Anduvieron durante casi media hora, esquivando como podían el tumulto formado en las calles en torno a la Castellana. A duras penas cruzaron el paseo, para subir por Serrano, agarradas de la mano o del brazo, en silencio, atentas a los fuertes empellones que recibían de la gente empeñada en seguir a los militares que penetraban en la ciudad por todos los puntos. Llegaron a Ramón de la Cruz. La cosa fue tranquilizándose y por allí pudieron caminar con normalidad. Teresa miraba los edificios, como si buscase algo más que conocido, escudriñado en un vago recuerdo. Giraron a Núñez de Balboa y, de repente, se detuvo delante de un portal.

—Es aquí.

Accedieron al interior. El portal era oscuro y largo como un túnel. El aire parecía espeso y olía a cueva mal ventilada.

—¿Adónde vamos? —preguntó otra vez Mercedes, agarrando a Teresa del brazo.
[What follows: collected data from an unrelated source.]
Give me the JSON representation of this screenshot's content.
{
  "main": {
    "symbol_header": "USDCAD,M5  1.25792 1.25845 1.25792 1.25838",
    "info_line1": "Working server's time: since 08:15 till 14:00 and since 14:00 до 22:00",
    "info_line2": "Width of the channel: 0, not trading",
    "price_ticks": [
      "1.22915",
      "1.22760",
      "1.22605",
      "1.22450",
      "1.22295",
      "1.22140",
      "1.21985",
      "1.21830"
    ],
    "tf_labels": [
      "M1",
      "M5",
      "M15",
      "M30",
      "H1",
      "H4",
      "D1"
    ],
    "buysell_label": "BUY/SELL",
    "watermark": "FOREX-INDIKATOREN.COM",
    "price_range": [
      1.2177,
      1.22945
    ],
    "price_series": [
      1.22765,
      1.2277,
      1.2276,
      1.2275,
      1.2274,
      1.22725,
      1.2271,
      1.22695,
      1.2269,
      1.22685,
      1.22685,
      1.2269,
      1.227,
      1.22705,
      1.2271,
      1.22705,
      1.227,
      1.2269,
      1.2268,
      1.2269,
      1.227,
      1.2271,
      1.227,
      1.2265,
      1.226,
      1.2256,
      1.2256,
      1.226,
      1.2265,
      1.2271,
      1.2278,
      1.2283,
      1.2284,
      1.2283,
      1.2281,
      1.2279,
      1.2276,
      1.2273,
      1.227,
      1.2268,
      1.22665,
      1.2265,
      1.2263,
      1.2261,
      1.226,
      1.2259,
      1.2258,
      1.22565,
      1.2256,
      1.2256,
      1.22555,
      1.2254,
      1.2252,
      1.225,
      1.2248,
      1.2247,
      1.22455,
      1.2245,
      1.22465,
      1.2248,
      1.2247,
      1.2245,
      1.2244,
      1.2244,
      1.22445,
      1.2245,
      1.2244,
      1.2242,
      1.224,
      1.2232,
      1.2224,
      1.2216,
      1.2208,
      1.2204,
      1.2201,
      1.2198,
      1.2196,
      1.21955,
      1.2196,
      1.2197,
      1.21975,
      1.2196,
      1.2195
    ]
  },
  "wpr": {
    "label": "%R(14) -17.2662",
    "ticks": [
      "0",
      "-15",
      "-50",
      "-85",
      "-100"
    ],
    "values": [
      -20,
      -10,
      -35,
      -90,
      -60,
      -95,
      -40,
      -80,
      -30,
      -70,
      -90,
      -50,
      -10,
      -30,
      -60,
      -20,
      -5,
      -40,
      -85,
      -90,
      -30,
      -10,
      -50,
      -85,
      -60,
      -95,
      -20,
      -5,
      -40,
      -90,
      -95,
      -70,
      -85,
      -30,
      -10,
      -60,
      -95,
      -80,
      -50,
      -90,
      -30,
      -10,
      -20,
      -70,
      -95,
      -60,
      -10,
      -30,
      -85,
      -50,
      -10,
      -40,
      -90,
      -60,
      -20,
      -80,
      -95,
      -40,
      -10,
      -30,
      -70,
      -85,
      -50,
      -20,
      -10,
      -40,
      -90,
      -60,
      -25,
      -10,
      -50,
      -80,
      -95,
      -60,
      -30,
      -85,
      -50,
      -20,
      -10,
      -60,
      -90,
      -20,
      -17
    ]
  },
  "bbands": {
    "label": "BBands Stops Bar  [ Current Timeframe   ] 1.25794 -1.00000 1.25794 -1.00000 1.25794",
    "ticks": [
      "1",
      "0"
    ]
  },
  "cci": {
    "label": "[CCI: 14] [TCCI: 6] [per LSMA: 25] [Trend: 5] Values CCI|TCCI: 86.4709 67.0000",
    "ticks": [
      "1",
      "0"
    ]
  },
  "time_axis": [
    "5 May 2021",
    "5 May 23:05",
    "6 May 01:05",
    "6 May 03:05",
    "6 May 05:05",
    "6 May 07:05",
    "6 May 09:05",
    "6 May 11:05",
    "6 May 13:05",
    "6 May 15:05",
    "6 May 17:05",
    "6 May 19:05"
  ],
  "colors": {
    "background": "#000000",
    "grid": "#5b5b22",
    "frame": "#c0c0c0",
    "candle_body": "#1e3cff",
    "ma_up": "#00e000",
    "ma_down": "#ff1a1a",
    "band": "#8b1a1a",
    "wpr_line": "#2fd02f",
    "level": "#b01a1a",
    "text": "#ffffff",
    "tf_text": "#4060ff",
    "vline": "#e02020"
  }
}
—Mi abuela materna me dejó en herencia un sotabanco en este edificio —hablaba en susurros, mirando al frente, avanzando lentamente hacia unos escalones que se vislumbraban al fondo—. Estuvo alquilado a un matrimonio durante muchos años, y la renta se ingresaba en la cuenta que abrió mi abuela a mi nombre para comprarme el ajuar. Nunca he estado aquí, pero creo que es un cuartucho con una ventana al patio; tiene gracia porque a mi hermana le dejó un piso precioso de cien metros con cuarto de baño en José Abascal, por el que sus inquilinos pagaban cuatro veces más, nada que ver con esto; otra de las componendas de mi madre que nunca las he entendido, ni lo pretendo. Al principio de la guerra, antes de que tú aparecieras en casa, los arrendatarios dejaron de pagar el alquiler; no sólo lo hicieron éstos, todo el mundo dejó de pagar los alquileres, los servicios de gas, luz, agua, en este afán que tienen de que todo es explotación de los propietarios, de la patronal y de las grandes empresas de suministros. Ya sabes, todo a la tremenda. Se lo comenté a Arturo y vino a hablar con los inquilinos para ver si se podía llegar a algún acuerdo; se trataba de los únicos ahorros con que contábamos para casarnos. Encontró un drama: la mujer estaba sola, destrozada, acababa de enterrar al marido, se lo habían matado en el frente. Dejaba la buhardilla porque no podía pagarme; regresaba a Toledo, allí tenía familia, no quería quedarse sola en la ciudad. Así que la buhardilla quedó vacía —se detuvo y se volvió hacia Mercedes—. Sé que Arturo la ha utilizado durante este tiempo para meter a gente de paso que no tenía donde dormir.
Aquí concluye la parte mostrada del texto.